Discuss how the hash_short_string() function works. What is the difference between a struct and a union? How is the conversion achieved?

What happens if strings are provided whose length is smaller or larger than U64SIZE?

A struct defines an object containing multiple values, where each value can have a different type, is referenced by a field name, and has its own memory.

A union defines an object which refers to a single piece of memory that can be referenced by different names and be interpreted differently, depending on the type associated with the name.

Consider the following similar-looking definitions:
struct s { int x; float y; } obj1;
union  u { int x; float y; } obj2;
The struct definition gives an $$|\texttt{int}|+|\texttt{float}|=4+4=8$ byte object (called obj1) where the first 4 bytes store an integer value by the name x, and where the second 4 bytes store a floating-point value by the name y.

The union definition gives an $\max\{|\texttt{int}|,|\texttt{float}|\}=4$ byte object (called obj2) where those bytes can be referenced by two different names, and the bit pattern in those bytes will be interpreted as an int if the name x is used, and as a float if the name y is used.

The hash_short_string() function exploits this ability to reinterpret the contents of a piece of memory in different ways. We know that a single uint8_t value will occupy 8 bits, or one byte; an array of eight uint8_t values will occupy 8 bytes; and a uint64_t value occupies 64 bits, or 8 bytes.

If we cast a pointer to a string into this type, it allows us to view the first eight bytes via the array is->skey. If the same eight bytes are referenced via is->ikey, they will be interpreted as a single value of type uint64_t.

By taking the first eight characters of the string, and treating it as a 64-bit unsigned integer value, we can take a value and produce a hash of (roughly) the string’s contents.

When we “fit” it into the table size using the mod operator, since the table size is relatively small compared to the space of values for the large integer, most of the bits will not be included in the hash value.

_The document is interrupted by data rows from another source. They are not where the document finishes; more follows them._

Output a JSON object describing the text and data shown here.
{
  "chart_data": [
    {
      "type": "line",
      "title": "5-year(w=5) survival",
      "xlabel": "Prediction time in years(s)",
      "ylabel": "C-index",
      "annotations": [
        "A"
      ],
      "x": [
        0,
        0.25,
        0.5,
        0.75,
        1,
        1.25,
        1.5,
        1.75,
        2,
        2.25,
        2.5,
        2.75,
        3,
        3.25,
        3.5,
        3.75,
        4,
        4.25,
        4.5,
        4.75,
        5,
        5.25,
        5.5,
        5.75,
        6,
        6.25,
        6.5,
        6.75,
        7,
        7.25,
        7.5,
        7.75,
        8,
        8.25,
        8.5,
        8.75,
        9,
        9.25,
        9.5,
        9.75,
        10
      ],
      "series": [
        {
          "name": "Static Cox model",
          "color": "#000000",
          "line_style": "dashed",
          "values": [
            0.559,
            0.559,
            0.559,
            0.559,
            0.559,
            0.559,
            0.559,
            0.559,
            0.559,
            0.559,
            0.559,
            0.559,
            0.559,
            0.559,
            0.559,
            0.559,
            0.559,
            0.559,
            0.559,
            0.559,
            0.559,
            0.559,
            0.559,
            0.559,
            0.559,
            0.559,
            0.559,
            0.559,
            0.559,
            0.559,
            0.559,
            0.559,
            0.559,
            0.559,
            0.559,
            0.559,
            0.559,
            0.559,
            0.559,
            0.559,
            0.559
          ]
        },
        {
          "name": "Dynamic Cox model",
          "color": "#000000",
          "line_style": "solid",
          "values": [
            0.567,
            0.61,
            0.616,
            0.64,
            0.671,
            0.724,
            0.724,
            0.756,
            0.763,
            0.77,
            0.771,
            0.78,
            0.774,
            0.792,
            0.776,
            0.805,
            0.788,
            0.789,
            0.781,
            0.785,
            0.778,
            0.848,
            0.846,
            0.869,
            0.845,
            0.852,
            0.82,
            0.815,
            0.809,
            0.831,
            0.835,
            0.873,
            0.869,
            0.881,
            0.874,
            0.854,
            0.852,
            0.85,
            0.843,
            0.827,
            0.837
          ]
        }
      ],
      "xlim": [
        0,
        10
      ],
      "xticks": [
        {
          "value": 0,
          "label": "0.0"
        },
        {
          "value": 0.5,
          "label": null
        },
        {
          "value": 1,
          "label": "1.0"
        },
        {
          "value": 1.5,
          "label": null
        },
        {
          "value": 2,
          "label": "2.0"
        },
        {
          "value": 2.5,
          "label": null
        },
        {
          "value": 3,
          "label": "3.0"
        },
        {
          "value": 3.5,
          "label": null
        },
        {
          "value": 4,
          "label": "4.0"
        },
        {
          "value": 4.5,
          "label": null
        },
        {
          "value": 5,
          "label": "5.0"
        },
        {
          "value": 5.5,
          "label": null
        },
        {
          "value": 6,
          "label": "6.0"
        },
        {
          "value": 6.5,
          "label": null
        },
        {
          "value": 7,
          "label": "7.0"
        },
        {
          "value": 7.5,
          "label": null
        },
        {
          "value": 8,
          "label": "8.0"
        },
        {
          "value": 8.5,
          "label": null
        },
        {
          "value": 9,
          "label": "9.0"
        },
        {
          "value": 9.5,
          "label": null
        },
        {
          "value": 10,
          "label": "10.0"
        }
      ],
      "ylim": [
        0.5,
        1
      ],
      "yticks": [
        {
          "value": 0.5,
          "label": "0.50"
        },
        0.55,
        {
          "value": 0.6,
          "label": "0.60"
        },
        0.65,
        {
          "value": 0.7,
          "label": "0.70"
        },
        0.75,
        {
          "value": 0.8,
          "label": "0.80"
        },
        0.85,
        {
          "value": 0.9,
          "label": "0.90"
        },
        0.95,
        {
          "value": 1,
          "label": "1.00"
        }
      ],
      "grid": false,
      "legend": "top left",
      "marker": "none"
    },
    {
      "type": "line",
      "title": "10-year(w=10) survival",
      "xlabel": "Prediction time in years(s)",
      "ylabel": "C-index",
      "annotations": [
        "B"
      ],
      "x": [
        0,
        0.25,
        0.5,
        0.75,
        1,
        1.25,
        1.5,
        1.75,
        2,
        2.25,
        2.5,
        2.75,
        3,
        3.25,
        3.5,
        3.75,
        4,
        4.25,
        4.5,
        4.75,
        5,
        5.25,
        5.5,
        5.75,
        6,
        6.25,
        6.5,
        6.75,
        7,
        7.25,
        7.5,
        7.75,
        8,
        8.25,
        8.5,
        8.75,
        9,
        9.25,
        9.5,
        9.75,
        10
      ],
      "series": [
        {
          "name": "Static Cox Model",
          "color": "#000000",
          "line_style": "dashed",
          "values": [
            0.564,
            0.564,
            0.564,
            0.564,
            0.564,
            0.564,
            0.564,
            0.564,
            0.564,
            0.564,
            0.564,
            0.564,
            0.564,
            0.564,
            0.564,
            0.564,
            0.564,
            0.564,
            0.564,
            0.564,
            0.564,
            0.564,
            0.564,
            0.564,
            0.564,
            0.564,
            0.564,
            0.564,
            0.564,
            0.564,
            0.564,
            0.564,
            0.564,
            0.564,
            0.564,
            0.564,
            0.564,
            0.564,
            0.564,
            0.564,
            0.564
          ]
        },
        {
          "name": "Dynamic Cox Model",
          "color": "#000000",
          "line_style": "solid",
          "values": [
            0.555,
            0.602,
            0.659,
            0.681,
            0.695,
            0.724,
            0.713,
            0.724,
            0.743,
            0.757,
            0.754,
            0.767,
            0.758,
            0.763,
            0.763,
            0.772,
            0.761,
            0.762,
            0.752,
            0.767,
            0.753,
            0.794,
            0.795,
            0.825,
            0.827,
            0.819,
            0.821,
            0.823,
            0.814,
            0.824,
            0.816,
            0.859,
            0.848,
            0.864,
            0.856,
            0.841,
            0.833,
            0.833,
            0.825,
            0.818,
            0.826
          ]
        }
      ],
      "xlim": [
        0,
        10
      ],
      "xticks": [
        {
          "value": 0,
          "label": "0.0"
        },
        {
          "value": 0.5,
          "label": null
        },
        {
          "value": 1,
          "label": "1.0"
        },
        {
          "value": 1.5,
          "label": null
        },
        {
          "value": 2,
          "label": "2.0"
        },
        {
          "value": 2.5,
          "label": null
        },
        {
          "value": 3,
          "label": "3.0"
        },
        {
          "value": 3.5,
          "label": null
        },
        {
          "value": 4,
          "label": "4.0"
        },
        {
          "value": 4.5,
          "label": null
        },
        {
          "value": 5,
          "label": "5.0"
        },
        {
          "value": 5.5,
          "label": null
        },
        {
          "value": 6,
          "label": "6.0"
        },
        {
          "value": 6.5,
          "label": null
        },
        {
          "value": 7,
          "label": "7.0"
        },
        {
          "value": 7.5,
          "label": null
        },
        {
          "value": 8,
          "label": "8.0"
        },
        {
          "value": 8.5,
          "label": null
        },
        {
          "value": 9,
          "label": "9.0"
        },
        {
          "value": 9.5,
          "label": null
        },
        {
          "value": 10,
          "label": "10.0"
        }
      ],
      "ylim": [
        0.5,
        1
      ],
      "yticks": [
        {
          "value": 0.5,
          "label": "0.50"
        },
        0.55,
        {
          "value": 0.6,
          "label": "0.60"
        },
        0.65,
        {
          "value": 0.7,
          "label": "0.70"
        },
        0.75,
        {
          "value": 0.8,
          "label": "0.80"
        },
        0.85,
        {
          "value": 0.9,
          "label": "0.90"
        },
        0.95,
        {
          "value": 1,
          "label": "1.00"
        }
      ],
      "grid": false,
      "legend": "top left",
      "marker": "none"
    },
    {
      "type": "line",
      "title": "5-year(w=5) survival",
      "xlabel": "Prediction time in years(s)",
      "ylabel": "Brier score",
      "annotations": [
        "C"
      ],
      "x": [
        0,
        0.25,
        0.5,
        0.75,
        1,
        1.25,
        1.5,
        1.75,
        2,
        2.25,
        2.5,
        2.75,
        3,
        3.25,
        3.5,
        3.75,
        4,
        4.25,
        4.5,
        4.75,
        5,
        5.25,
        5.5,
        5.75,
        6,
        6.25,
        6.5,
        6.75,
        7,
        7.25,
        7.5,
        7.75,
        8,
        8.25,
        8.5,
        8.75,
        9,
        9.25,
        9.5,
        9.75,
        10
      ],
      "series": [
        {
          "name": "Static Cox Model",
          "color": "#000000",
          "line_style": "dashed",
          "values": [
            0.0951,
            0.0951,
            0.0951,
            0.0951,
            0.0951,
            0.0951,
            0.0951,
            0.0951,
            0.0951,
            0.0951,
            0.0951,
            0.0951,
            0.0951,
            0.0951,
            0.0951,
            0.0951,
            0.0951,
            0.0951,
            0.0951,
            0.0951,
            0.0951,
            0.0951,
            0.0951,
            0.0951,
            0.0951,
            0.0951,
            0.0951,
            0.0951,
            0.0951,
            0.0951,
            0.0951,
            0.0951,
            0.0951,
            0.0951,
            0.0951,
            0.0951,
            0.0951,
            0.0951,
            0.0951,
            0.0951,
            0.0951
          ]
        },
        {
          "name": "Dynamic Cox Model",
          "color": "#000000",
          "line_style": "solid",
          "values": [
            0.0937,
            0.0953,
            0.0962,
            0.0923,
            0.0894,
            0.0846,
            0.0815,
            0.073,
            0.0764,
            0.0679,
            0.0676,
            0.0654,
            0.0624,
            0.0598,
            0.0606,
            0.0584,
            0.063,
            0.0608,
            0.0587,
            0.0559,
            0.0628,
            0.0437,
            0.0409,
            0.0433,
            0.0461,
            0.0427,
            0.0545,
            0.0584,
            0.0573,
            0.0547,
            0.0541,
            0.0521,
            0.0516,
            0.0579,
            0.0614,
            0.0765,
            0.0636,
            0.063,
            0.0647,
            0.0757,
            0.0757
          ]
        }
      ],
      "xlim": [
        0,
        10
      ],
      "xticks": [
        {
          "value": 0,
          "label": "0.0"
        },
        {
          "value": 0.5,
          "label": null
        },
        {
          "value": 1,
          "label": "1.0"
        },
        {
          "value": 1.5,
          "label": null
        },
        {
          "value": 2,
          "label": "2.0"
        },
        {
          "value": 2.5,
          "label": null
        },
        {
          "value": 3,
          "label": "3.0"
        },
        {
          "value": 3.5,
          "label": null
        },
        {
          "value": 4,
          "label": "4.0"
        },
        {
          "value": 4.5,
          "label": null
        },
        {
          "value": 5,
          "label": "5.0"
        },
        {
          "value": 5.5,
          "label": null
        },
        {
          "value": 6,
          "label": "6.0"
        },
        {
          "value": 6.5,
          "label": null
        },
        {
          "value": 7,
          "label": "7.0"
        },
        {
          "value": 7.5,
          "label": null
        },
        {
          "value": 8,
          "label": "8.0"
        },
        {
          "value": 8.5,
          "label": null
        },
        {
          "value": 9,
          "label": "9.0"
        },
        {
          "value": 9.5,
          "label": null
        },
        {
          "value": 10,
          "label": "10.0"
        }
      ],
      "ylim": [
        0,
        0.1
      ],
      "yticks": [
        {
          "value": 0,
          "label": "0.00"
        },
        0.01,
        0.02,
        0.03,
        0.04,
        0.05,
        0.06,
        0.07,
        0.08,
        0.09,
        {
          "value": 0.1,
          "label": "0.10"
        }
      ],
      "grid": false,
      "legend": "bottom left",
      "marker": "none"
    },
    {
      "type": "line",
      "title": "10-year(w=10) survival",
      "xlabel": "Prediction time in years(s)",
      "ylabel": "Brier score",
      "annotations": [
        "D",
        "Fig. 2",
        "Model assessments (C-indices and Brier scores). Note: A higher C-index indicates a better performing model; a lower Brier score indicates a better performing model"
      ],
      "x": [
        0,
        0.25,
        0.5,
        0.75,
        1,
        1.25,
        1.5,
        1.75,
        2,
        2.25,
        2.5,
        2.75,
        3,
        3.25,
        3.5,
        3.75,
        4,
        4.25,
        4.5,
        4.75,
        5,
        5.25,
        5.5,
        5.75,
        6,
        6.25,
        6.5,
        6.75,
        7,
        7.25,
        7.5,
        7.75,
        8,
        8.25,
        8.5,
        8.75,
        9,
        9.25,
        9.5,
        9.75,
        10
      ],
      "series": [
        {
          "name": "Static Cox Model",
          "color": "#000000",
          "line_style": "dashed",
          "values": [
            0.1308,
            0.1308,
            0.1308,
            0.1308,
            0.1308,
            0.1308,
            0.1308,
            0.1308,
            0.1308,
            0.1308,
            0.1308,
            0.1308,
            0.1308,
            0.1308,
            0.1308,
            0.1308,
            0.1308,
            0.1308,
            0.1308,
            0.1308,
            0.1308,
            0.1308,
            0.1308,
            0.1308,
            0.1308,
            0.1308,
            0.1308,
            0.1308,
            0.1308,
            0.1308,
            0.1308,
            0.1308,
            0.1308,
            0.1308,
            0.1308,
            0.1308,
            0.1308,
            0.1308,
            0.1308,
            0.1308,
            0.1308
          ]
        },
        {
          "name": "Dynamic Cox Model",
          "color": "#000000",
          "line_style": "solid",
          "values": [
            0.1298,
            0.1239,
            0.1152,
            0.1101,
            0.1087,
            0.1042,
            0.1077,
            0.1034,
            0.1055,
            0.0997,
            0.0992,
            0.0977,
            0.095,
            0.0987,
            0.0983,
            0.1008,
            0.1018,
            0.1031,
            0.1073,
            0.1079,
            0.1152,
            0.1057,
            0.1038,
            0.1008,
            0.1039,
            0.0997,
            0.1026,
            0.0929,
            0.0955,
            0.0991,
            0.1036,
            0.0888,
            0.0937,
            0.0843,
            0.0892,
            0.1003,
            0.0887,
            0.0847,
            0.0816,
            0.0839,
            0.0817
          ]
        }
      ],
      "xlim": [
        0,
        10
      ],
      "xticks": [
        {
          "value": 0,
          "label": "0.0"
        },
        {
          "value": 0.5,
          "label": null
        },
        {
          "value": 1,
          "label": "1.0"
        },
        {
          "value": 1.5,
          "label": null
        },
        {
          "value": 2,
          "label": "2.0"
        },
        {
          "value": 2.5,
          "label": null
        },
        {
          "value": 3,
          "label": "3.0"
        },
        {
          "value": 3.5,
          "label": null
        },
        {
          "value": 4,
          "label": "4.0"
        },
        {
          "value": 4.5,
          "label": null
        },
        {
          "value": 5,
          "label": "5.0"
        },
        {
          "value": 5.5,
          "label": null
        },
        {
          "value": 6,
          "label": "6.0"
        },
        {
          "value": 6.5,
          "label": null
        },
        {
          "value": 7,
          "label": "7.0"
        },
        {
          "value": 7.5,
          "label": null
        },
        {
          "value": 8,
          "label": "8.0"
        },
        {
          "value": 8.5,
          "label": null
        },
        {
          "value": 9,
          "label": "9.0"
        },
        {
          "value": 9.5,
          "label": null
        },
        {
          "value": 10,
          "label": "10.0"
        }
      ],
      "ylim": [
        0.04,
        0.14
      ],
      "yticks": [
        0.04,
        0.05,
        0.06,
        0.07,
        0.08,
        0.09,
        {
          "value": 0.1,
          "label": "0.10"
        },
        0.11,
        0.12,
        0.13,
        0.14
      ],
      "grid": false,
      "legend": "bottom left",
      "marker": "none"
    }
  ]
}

For small hash table sizes – less than 65,000 or so – only the first two bytes of the string will actually contribute to the hash value.

Also, any characters beyond the 8th character will be completely ignored, regardless of the hash table size.

More problematic is the question of what happens with short strings (less than 8 characters); the first few bytes have defined values, but the bytes after that are filled with zeroes, and the order of the bytes is such that the zero bytes contribute to the hash.

In summary, this is not a great way to do hashing.

(For more on unions, structs, endianness, and all sorts of other bit-reinterpretation evils, check out COMP1521.)

If there is any remaining time, use it to finish any questions you did not cover in previous weeks.